Conscientes que l’aide internationale contre le sida ne sera pas éternelle, des associations burkinabè de personnes vivant avec le VIH ont organisé un Sidathon pour mobiliser les ressources internes et sensibiliser les populations sur les dangers d’une trop grande dépendance.

Lancée par le Réseau national pour une grande implication des personnes infectées par le VIH dans la lutte contre le VIH/sida (REGIPIV), cette opération qui a duré deux mois a officiellement pris fin en avril, mais les promesses de dons ont continué à arriver après cette date, ont expliqué ses initiateurs.

Le 31 mars, lors d’une émission spéciale du Sidathon à la télévision burkinabè, 32 millions de francs CFA (65 000 dollars) ont été récoltés. Le 17 Avril, un appel a été lancé aux Burkinabé de l’étranger pour qu’ils participent au mouvement national.

Au total, en ne prenant en compte que les dons en liquide, le Sidathon aurait pour l’instant récolté 40 millions de francs CFA (81 500 dollars), selon le REGIPIV, bien loin des 1,3 milliard de francs CFA (2,6 millions de dollars) que les organisateurs espéraient obtenir, en se fondant sur une estimation de 100 francs CFA de don par habitant.

Pour les associations de personnes vivant avec le VIH au Burkina Faso, cette mobilisation des ressources internes est pourtant aujourd’hui devenue une nécessité absolue.
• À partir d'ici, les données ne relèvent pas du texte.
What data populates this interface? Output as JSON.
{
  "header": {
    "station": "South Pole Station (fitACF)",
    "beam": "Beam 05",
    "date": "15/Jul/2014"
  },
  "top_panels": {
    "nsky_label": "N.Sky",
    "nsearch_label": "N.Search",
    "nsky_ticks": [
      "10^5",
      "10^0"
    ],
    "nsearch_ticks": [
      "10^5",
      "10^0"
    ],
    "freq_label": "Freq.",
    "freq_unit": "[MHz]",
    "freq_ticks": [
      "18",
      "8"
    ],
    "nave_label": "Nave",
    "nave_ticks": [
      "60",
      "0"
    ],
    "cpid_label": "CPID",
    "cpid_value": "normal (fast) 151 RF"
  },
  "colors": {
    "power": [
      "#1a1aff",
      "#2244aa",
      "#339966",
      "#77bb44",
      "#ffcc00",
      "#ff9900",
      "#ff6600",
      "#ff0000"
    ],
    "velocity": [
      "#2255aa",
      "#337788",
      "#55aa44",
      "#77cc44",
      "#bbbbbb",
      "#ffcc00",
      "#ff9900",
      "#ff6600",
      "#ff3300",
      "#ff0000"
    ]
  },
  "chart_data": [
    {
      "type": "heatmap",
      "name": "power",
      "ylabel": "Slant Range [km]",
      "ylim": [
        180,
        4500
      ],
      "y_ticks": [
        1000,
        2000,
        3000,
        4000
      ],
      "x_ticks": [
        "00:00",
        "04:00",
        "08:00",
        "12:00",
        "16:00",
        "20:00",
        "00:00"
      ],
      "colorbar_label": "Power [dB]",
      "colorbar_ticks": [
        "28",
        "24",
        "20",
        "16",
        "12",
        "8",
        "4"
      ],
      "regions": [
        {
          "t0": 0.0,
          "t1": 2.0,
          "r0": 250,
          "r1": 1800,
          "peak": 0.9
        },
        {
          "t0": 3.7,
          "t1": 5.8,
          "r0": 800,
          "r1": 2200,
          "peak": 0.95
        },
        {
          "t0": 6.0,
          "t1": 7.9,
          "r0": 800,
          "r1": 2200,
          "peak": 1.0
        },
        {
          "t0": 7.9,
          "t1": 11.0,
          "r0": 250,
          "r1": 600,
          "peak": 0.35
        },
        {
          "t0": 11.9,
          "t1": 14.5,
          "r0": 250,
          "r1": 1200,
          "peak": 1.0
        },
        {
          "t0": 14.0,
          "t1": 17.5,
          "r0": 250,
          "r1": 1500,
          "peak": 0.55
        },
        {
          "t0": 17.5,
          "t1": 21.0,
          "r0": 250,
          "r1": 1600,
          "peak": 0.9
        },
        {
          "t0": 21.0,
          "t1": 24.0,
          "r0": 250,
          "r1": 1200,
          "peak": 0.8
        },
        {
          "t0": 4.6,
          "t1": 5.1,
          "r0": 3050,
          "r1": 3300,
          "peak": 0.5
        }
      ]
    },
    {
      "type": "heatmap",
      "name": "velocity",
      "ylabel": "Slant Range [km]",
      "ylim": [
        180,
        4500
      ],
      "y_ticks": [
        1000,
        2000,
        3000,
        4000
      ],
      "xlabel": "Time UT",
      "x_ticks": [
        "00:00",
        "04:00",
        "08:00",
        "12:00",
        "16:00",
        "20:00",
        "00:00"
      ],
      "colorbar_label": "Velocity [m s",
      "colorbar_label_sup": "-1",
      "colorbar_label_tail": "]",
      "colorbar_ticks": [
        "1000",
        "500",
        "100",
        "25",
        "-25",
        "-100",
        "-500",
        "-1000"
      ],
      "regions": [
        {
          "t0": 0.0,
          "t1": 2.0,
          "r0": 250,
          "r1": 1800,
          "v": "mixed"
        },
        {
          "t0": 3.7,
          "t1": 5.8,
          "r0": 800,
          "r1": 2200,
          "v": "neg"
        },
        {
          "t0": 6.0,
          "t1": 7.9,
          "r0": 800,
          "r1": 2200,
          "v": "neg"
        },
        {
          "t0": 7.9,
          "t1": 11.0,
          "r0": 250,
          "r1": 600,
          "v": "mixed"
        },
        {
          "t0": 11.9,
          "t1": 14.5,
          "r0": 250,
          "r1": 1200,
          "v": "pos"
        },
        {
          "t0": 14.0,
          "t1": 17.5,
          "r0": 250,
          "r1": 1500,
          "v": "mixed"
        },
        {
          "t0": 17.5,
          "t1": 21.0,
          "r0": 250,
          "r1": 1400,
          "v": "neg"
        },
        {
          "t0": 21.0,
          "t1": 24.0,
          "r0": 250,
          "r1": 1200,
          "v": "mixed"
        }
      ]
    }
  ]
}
«On ne peut pas continuer de compter sur les partenaires [internationaux] qui pourraient se retirer un jour, il faut que chaque Burkinabé se mobilise pour lutter aux côtés de ces partenaires », a dit Mamadou Sawadogo, coordonnateur du REGIPIV.

A l’heure actuelle, plus de 82 pour cent des ressources pour la lutte contre le sida au Burkina Faso proviennent de l’extérieur, selon les chiffres du Comité national de lutte contre le sida et les infections sexuellement transmissibles (CNLS/IST).

Ces financements étrangers comportent de nombreux inconvénients pour les associations qui en bénéficient. Martine Somda, coordinatrice de REVS+, association basée a Bobo-Dioulasso, dans l’ouest du Burkina, a expliqué qu’elle travaillait dans « le stress et l’incertitude ».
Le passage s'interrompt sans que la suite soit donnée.